Gesundheit

Kniespezialist Priv.-Doz. Dr. med. Erhan Basad zählt als Leitender Arzt in der ATOS Klinik in Heidelberg zu den führenden Spezialisten für Operationen am Kreuzband. Vor allem in der gelenkerhaltenden und arthroskopischen Chirurgie am Knie-, Schulter- und Sprunggelenk hat sich der Experte einen Namen gemacht – auch durch Vorträge, Studien und medizinische Fachbeiträge. In diesem Gastbeitrag schreibt er über die Möglichkeit, ein frisch gerissenes Kreuzband ohne eine Ersatz-Operation (Kreuzbandplastik) erhaltend zu operieren. Die Healing Response ist ein von Dr. Basad angewandtes und untersuchtes Verfahren, mit dem ein Kreuzbandriss repariert werden kann. Weitere Informationen über Dr. Basad finden Sie hier

Eine bemerkenswerte Primärreparatur von frischen Kreuzbandverletzungen

Basad

Von Priv.-Doz. Dr. med. Erhan Basad

Das vordere Kreuzband ist ein wichtiger Stabilisator des Kniegelenks. Es besteht aus einem kurzen Faserbündel, das im Kniegelenk verlaufend Ober- und Unterschenkel miteinander verbindet. Ein Kreuzbandriss bedeutete früher für Sportler entweder das Ende der Karriere oder führte durch die chronische Instabilität zu einer raschen Schädigung des ganzen Gelenkes. Frühe Versuche, Kreuzbänder zu nähen, sind meist aufgrund einer fehlenden Heilungs-Antwort gescheitert – eben einer Healing Response. 

Es war die Entwicklung arthroskopischer Techniken zum Ersatz des Kreuzbandes, durch die sich die Prognose beim Kreuzbandriss stark verbessert hat. Inzwischen hat sich die Ersatz-Reparatur durch eine vordere Kreuzband-Plastik aus körpereignen Sehnen etabliert – die sogenannte VKB-Plastik. Allerdings fehlt nach einer VKB-Plastik die Nervenversorgung des Bandes, das für die Muskel-Koordination entscheidend ist. Außerdem verbleibt an der Entnahmestelle der Sehnen ein Hebe-Defekt, der manchmal stören kann.

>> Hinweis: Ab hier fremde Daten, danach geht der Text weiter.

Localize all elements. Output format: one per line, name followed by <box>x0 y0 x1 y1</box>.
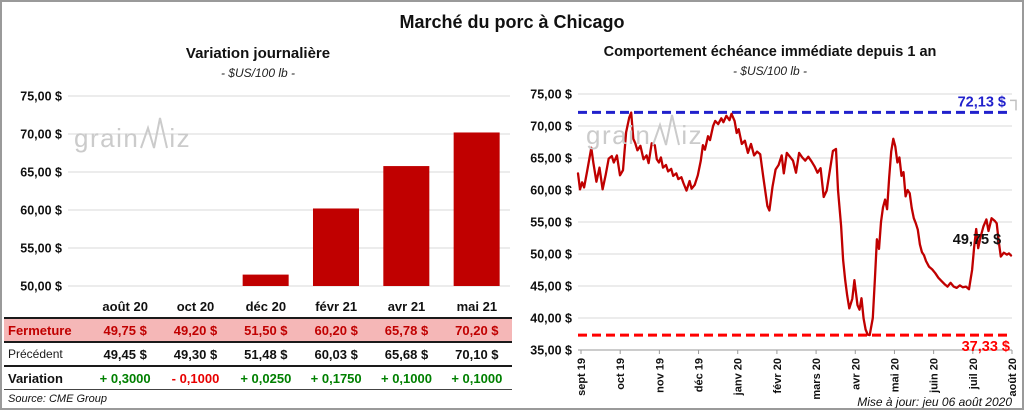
y-axis-tick-label: 60,00 $ <box>20 204 62 218</box>
table-cell: 70,20 $ <box>455 322 499 338</box>
table-header-row: août 20 oct 20 déc 20 févr 21 avr 21 mai 21 <box>4 296 512 319</box>
line-chart-title: Comportement échéance immédiate depuis 1… <box>603 44 937 60</box>
row-label-precedent: Précédent <box>8 347 63 361</box>
y-axis-tick-label: 70,00 $ <box>20 128 62 142</box>
y-axis-tick-label: 50,00 $ <box>530 248 572 262</box>
x-axis-month-label: déc 19 <box>694 358 706 392</box>
table-cell: 65,68 $ <box>384 346 429 362</box>
y-axis-tick-label: 70,00 $ <box>530 120 572 134</box>
table-cell: + 0,0250 <box>240 370 292 386</box>
line-chart-subtitle: - $US/100 lb - <box>732 64 808 78</box>
y-axis-tick-label: 40,00 $ <box>530 312 572 326</box>
table-row-precedent: Précédent 49,45 $ 49,30 $ 51,48 $ 60,03 $ 65,… <box>4 343 512 367</box>
watermark-text: grain <box>74 123 140 153</box>
last-price-label: 49,75 $ <box>953 232 1001 248</box>
table-cell: 49,30 $ <box>173 346 218 362</box>
bar-mai-21 <box>453 132 500 286</box>
x-axis-month-label: janv 20 <box>733 358 745 396</box>
daily-variation-bar-chart: 75,00 $ 70,00 $ 65,00 $ 60,00 $ 55,00 $ 50,00… <box>20 90 510 294</box>
table-col-header: déc 20 <box>245 299 287 314</box>
watermark-w-icon <box>652 114 681 146</box>
table-cell: + 0,1750 <box>310 370 362 386</box>
table-cell: + 0,3000 <box>99 370 151 386</box>
y-axis-tick-label: 60,00 $ <box>530 184 572 198</box>
bar-déc-20 <box>242 274 289 286</box>
y-axis-tick-label: 55,00 $ <box>530 216 572 230</box>
table-cell: 51,50 $ <box>244 322 288 338</box>
x-axis-month-label: août 20 <box>1007 358 1019 397</box>
table-cell: 60,20 $ <box>314 322 358 338</box>
x-axis-month-label: juin 20 <box>929 358 941 394</box>
source-note: Source: CME Group <box>8 393 108 405</box>
table-cell: 49,75 $ <box>103 322 147 338</box>
bar-chart-title: Variation journalière <box>185 45 331 62</box>
x-axis-month-label: mars 20 <box>811 358 823 400</box>
table-row-variation: Variation + 0,3000 - 0,1000 + 0,0250 + 0,175… <box>4 367 512 390</box>
52w-high-label: 72,13 $ <box>958 94 1006 110</box>
table-row-fermeture: Fermeture 49,75 $ 49,20 $ 51,50 $ 60,20 $ 65,… <box>4 319 512 343</box>
prices-table: août 20 oct 20 déc 20 févr 21 avr 21 mai 21 Fe… <box>4 296 512 390</box>
table-col-header: févr 21 <box>315 299 358 314</box>
y-axis-tick-label: 75,00 $ <box>530 88 572 102</box>
x-axis-month-label: juil 20 <box>968 358 980 390</box>
table-cell: 70,10 $ <box>455 346 499 362</box>
y-axis-tick-label: 65,00 $ <box>530 152 572 166</box>
y-axis-tick-label: 35,00 $ <box>530 344 572 358</box>
y-axis-tick-label: 55,00 $ <box>20 242 62 256</box>
watermark-text: iz <box>681 120 704 150</box>
row-label-fermeture: Fermeture <box>8 322 72 338</box>
y-axis-tick-label: 50,00 $ <box>20 280 62 294</box>
front-month-line-chart: 75,00 $ 70,00 $ 65,00 $ 60,00 $ 55,00 $ 50,00… <box>530 88 1019 400</box>
x-axis-month-label: sept 19 <box>576 358 588 396</box>
row-label-variation: Variation <box>8 370 63 386</box>
page-title: Marché du porc à Chicago <box>399 12 625 32</box>
table-col-header: avr 21 <box>387 299 426 314</box>
table-cell: 49,20 $ <box>173 322 218 338</box>
table-cell: 51,48 $ <box>244 346 288 362</box>
table-cell: + 0,1000 <box>451 370 503 386</box>
table-cell: 60,03 $ <box>314 346 358 362</box>
table-cell: 49,45 $ <box>103 346 147 362</box>
x-axis-month-label: févr 20 <box>772 358 784 393</box>
y-axis-tick-label: 45,00 $ <box>530 280 572 294</box>
x-axis-month-label: avr 20 <box>850 358 862 390</box>
bar-avr-21 <box>383 166 430 286</box>
table-cell: - 0,1000 <box>171 370 220 386</box>
grainwiz-watermark: grain iz <box>74 115 191 151</box>
table-col-header: août 20 <box>102 299 148 314</box>
update-date: Mise à jour: jeu 06 août 2020 <box>857 395 1012 409</box>
table-col-header: oct 20 <box>176 299 215 314</box>
y-axis-tick-label: 75,00 $ <box>20 90 62 104</box>
y-axis-tick-label: 65,00 $ <box>20 166 62 180</box>
x-axis-month-label: oct 19 <box>615 358 627 390</box>
bar-chart-subtitle: - $US/100 lb - <box>220 66 296 80</box>
table-col-header: mai 21 <box>456 299 498 314</box>
table-cell: + 0,1000 <box>381 370 432 386</box>
x-axis-month-label: nov 19 <box>654 358 666 393</box>
watermark-text: iz <box>169 123 192 153</box>
label-hook <box>1010 99 1017 111</box>
52w-low-label: 37,33 $ <box>962 339 1010 355</box>
bar-févr-21 <box>312 208 359 286</box>
x-axis-month-label: mai 20 <box>889 358 901 392</box>
grainwiz-watermark: grain iz <box>586 112 703 148</box>
watermark-w-icon <box>140 117 169 149</box>
watermark-text: grain <box>586 120 652 150</box>
table-cell: 65,78 $ <box>384 322 429 338</box>
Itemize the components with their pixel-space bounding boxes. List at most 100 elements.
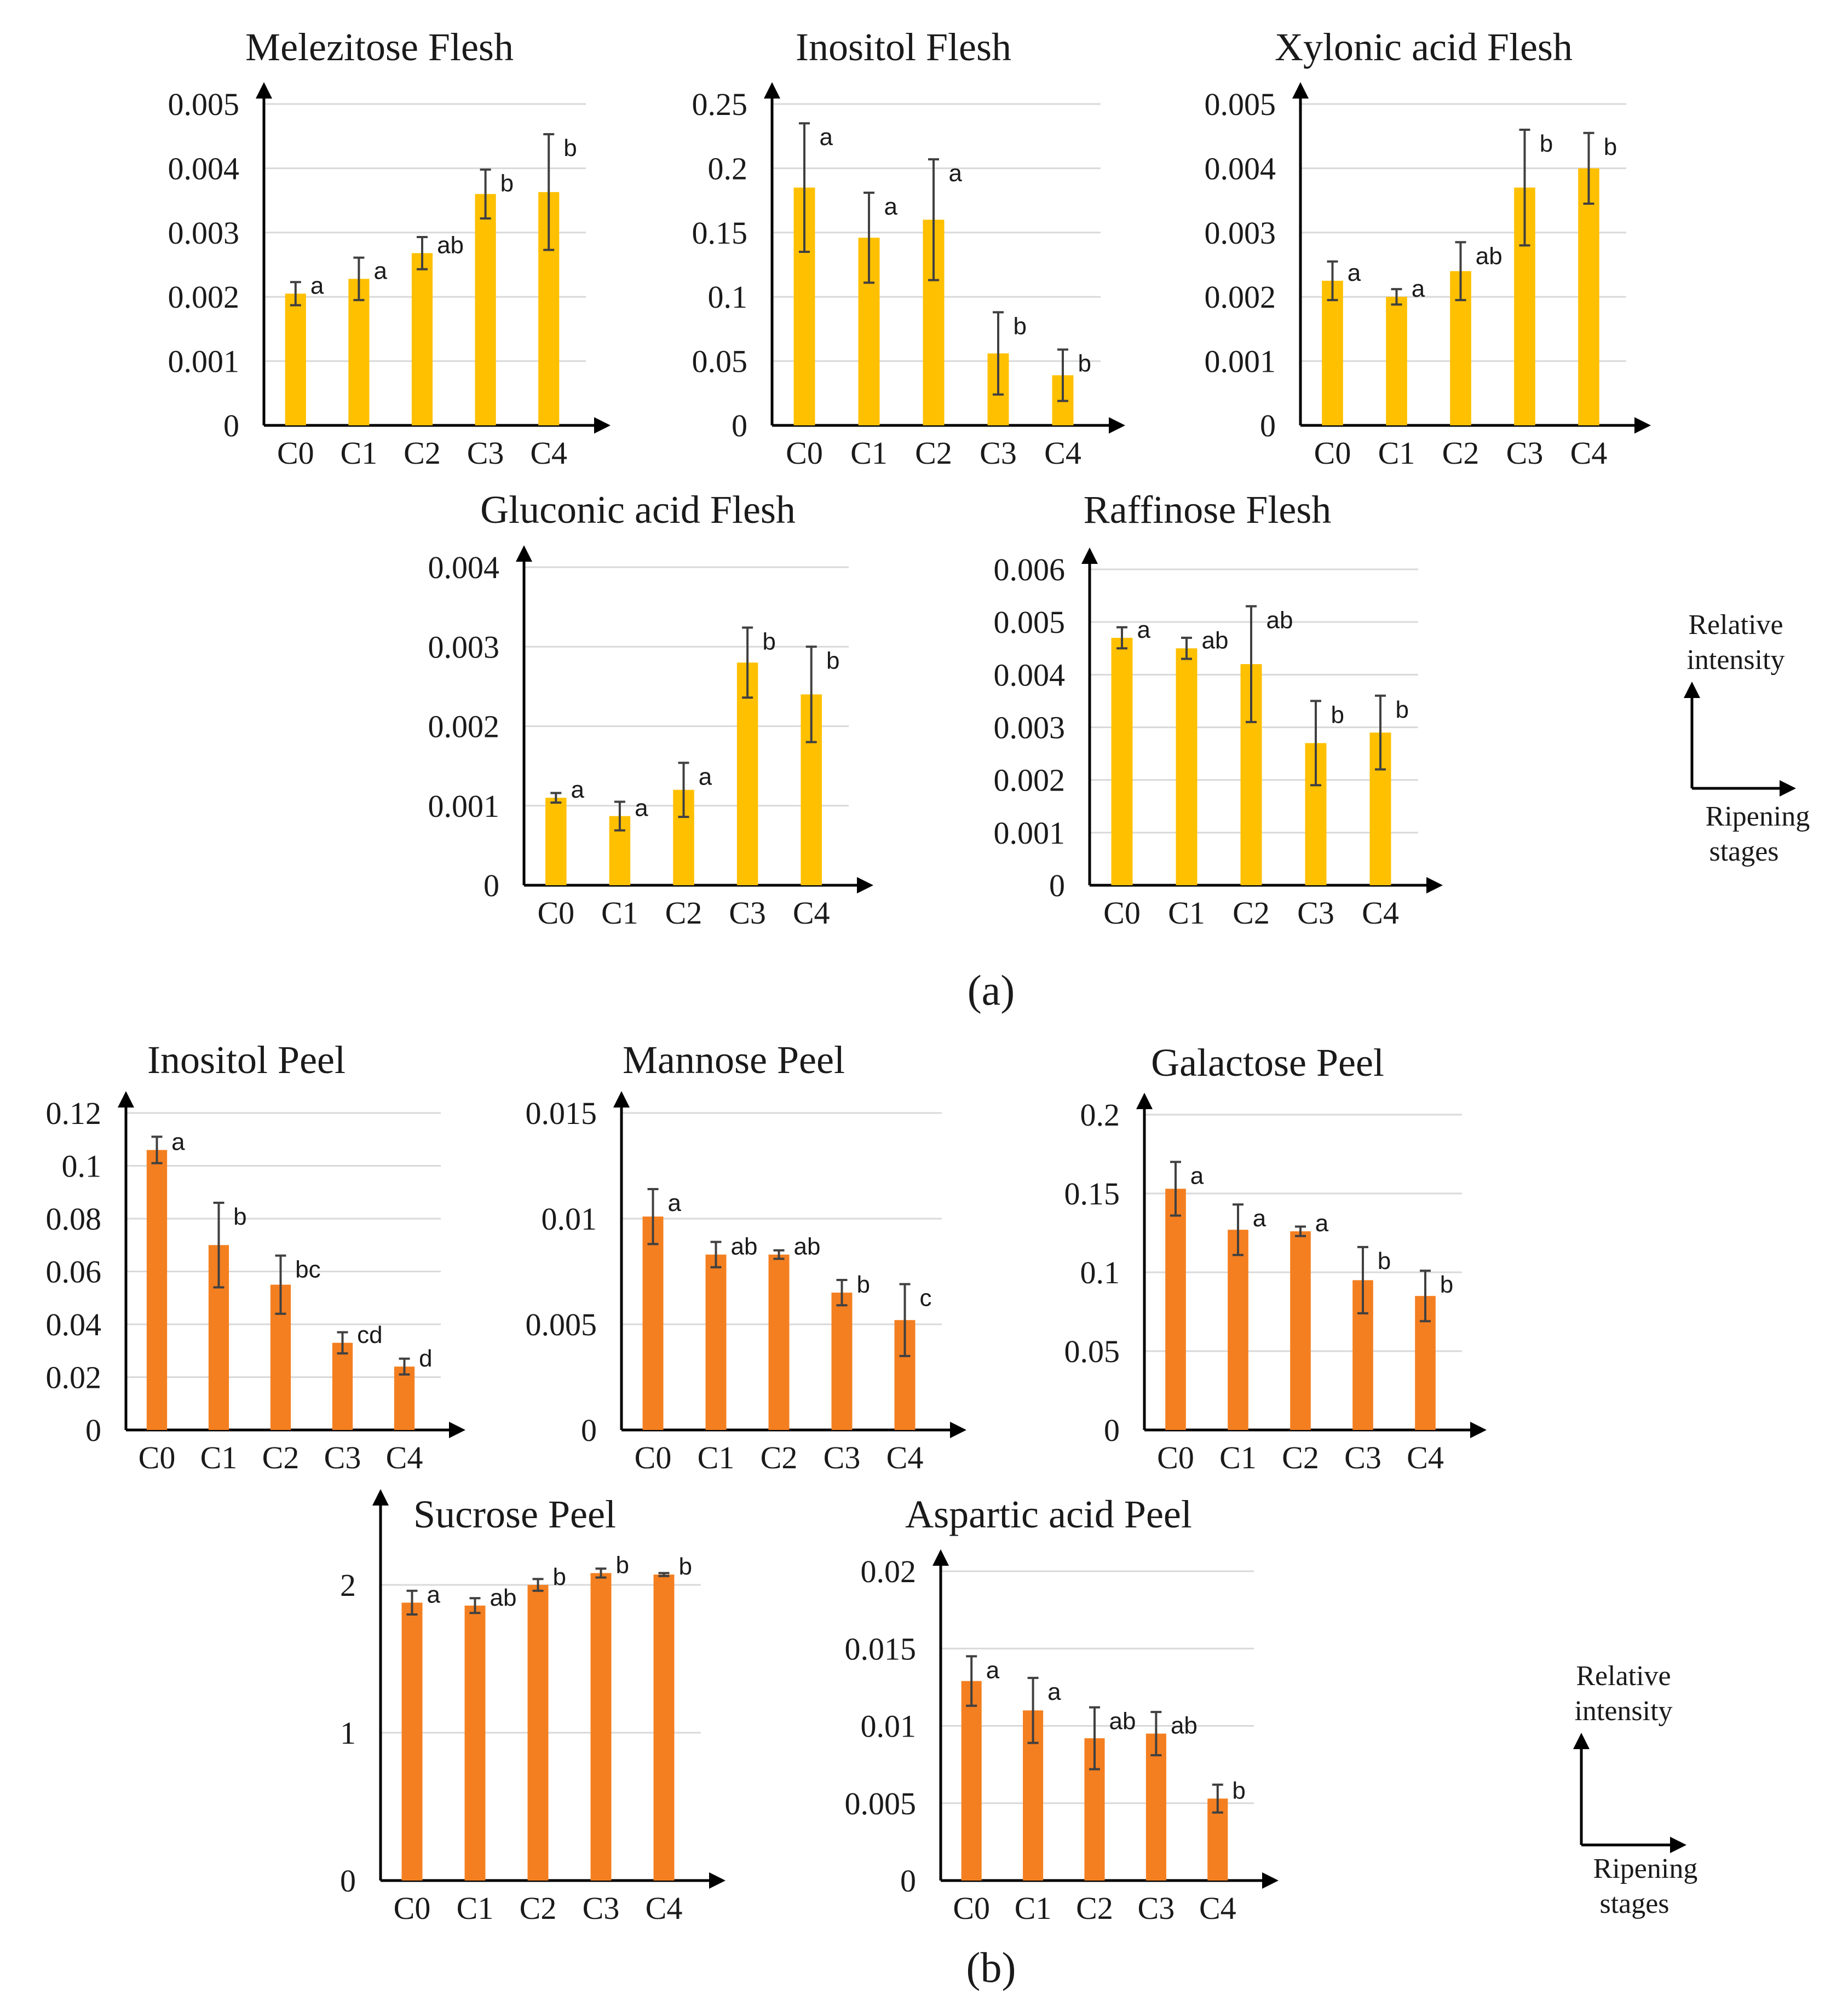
bar-c1 — [464, 1605, 486, 1881]
y-tick-label: 0.004 — [168, 151, 240, 186]
x-tick-label: C2 — [761, 1440, 798, 1475]
y-tick-label: 0 — [1260, 408, 1276, 443]
y-tick-label: 0 — [340, 1863, 356, 1899]
x-tick-label: C3 — [1138, 1890, 1175, 1926]
significance-label: d — [419, 1345, 432, 1372]
chart-inositol-peel: Inositol Peel 0 0.02 0.04 0.06 0.08 0.1 0.12 a C0… — [46, 1038, 465, 1475]
y-tick-label: 0.1 — [708, 279, 748, 315]
x-tick-label: C1 — [1378, 435, 1415, 471]
y-tick-label: 0.003 — [1205, 215, 1276, 251]
chart-title: Sucrose Peel — [413, 1492, 616, 1536]
y-tick-label: 0.1 — [1080, 1255, 1120, 1290]
y-tick-label: 0.01 — [861, 1709, 917, 1744]
significance-label: b — [762, 628, 775, 655]
bar-c2 — [768, 1254, 790, 1430]
x-tick-label: C3 — [1297, 895, 1334, 931]
bar-c3 — [590, 1573, 612, 1881]
bar-c4 — [1578, 168, 1599, 425]
y-tick-label: 0.001 — [428, 788, 500, 824]
significance-label: b — [1378, 1248, 1391, 1274]
x-tick-label: C1 — [200, 1440, 238, 1475]
y-tick-label: 0 — [1049, 868, 1065, 903]
y-tick-label: 0.12 — [46, 1095, 102, 1131]
significance-label: ab — [490, 1584, 516, 1611]
significance-label: a — [699, 763, 712, 790]
bar-c2 — [1290, 1231, 1311, 1430]
y-tick-label: 0.005 — [994, 604, 1066, 640]
y-tick-label: 0.02 — [861, 1554, 917, 1589]
significance-label: a — [986, 1657, 1000, 1683]
x-tick-label: C4 — [646, 1890, 683, 1926]
significance-label: ab — [1109, 1708, 1136, 1735]
x-tick-label: C4 — [1362, 895, 1399, 931]
x-tick-label: C3 — [824, 1440, 861, 1475]
y-tick-label: 0.2 — [708, 151, 748, 186]
bar-c0 — [285, 293, 306, 425]
x-tick-label: C0 — [635, 1440, 672, 1475]
significance-label: b — [233, 1203, 246, 1230]
x-tick-label: C3 — [980, 435, 1017, 471]
significance-label: a — [373, 257, 387, 284]
significance-label: a — [310, 272, 324, 299]
x-tick-label: C1 — [1015, 1890, 1052, 1926]
y-tick-label: 0.015 — [526, 1095, 597, 1131]
x-tick-label: C2 — [1442, 435, 1479, 471]
significance-label: a — [571, 776, 585, 803]
chart-title: Raffinose Flesh — [1084, 488, 1332, 532]
y-tick-label: 0.02 — [46, 1360, 102, 1395]
y-tick-label: 0.15 — [1064, 1176, 1120, 1212]
chart-sucrose-peel: Sucrose Peel 0 1 2 a C0 ab C1 b C2 b C3 b C4 — [340, 1489, 726, 1926]
y-tick-label: 0.005 — [168, 86, 240, 122]
y-tick-label: 0.003 — [428, 629, 500, 665]
significance-label: a — [1315, 1210, 1329, 1237]
y-tick-label: 0.2 — [1080, 1097, 1120, 1133]
significance-label: ab — [1476, 243, 1502, 269]
y-tick-label: 0 — [581, 1412, 597, 1448]
x-tick-label: C0 — [394, 1890, 431, 1926]
x-tick-label: C3 — [467, 435, 504, 471]
y-tick-label: 0.001 — [1205, 344, 1276, 379]
x-tick-label: C3 — [1506, 435, 1544, 471]
y-tick-label: 0.003 — [994, 710, 1066, 746]
y-tick-label: 0.01 — [542, 1201, 597, 1237]
y-tick-label: 0.25 — [692, 86, 748, 122]
significance-label: bc — [295, 1256, 320, 1283]
y-tick-label: 0.08 — [46, 1201, 102, 1237]
y-tick-label: 0.002 — [168, 279, 240, 315]
y-tick-label: 0.005 — [845, 1786, 917, 1821]
x-tick-label: C4 — [530, 435, 567, 471]
significance-label: b — [1013, 313, 1026, 339]
y-tick-label: 0.006 — [994, 552, 1066, 587]
chart-title: Mannose Peel — [623, 1038, 845, 1082]
panel-label-b: (b) — [966, 1943, 1016, 1991]
bar-c0 — [1111, 638, 1133, 885]
chart-melezitose-flesh: Melezitose Flesh 0 0.001 0.002 0.003 0.004 0.0… — [168, 25, 611, 471]
bar-c4 — [653, 1575, 675, 1881]
y-tick-label: 0.004 — [1205, 151, 1276, 186]
chart-title: Xylonic acid Flesh — [1275, 25, 1573, 69]
legend-b-y-label-line2: intensity — [1574, 1695, 1672, 1727]
bar-c1 — [705, 1254, 727, 1430]
bar-c0 — [1165, 1189, 1186, 1430]
bar-c0 — [146, 1150, 168, 1430]
y-tick-label: 0.002 — [428, 709, 500, 745]
significance-label: b — [563, 135, 577, 162]
significance-label: a — [1348, 259, 1361, 286]
x-tick-label: C0 — [1103, 895, 1141, 931]
chart-title: Aspartic acid Peel — [905, 1492, 1192, 1536]
legend-a-x-label-line1: Ripening — [1706, 801, 1810, 832]
significance-label: b — [1440, 1271, 1453, 1298]
x-tick-label: C0 — [537, 895, 574, 931]
chart-title: Melezitose Flesh — [245, 25, 514, 69]
x-tick-label: C4 — [1407, 1440, 1444, 1475]
x-tick-label: C2 — [262, 1440, 300, 1475]
x-tick-label: C4 — [886, 1440, 924, 1475]
y-tick-label: 0.1 — [62, 1149, 102, 1184]
bar-c3 — [831, 1293, 853, 1430]
chart-galactose-peel: Galactose Peel 0 0.05 0.1 0.15 0.2 a C0 a C1 a C2 b C… — [1064, 1041, 1487, 1475]
x-tick-label: C1 — [1219, 1440, 1257, 1475]
significance-label: ab — [437, 232, 464, 258]
significance-label: ab — [1171, 1712, 1198, 1739]
y-tick-label: 0.003 — [168, 215, 240, 251]
x-tick-label: C1 — [601, 895, 638, 931]
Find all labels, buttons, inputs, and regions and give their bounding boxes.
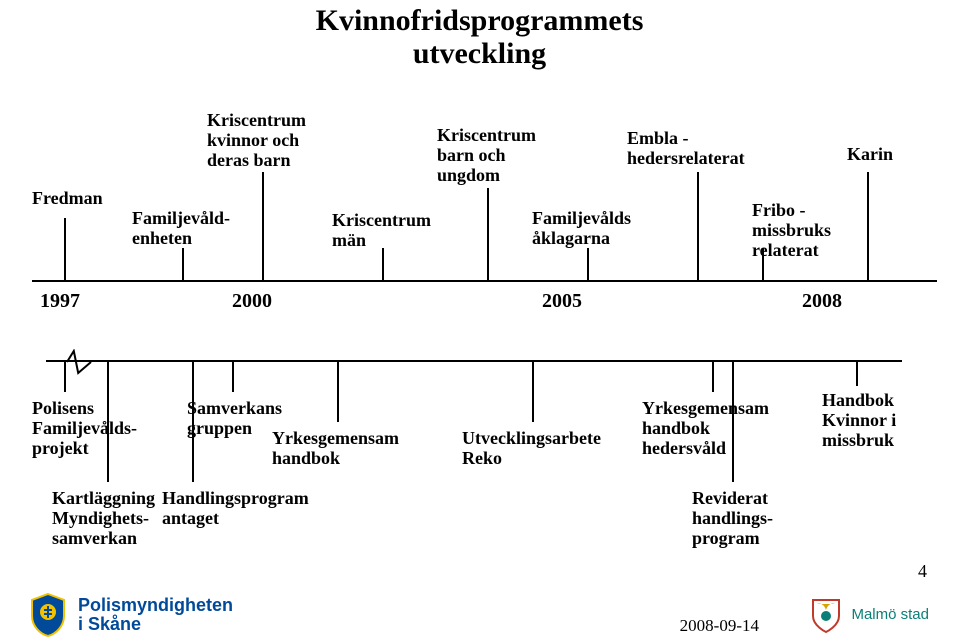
upper-axis [32, 280, 937, 282]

Daher ist die primäre Reparatur von frischen Rissen unter bestimmten Voraussetzungen eine weniger traumatisierende Option. Healing Response (HR) ist die Bezeichnung für ein Verfahren, bei dem die frisch am Knochen ausgerissenen Fasern anatomisch „wieder eingepflanzt“ und zur Einheilung gebracht werden können. Es gibt mittlerweile Ergebnisse aus klinischen Studien zu solchen erhaltenden Techniken, die sehr erfolgversprechend sind. Patienten, die das wissen und rechtzeitig zur Behandlung kommen, können von dieser Methode profitieren.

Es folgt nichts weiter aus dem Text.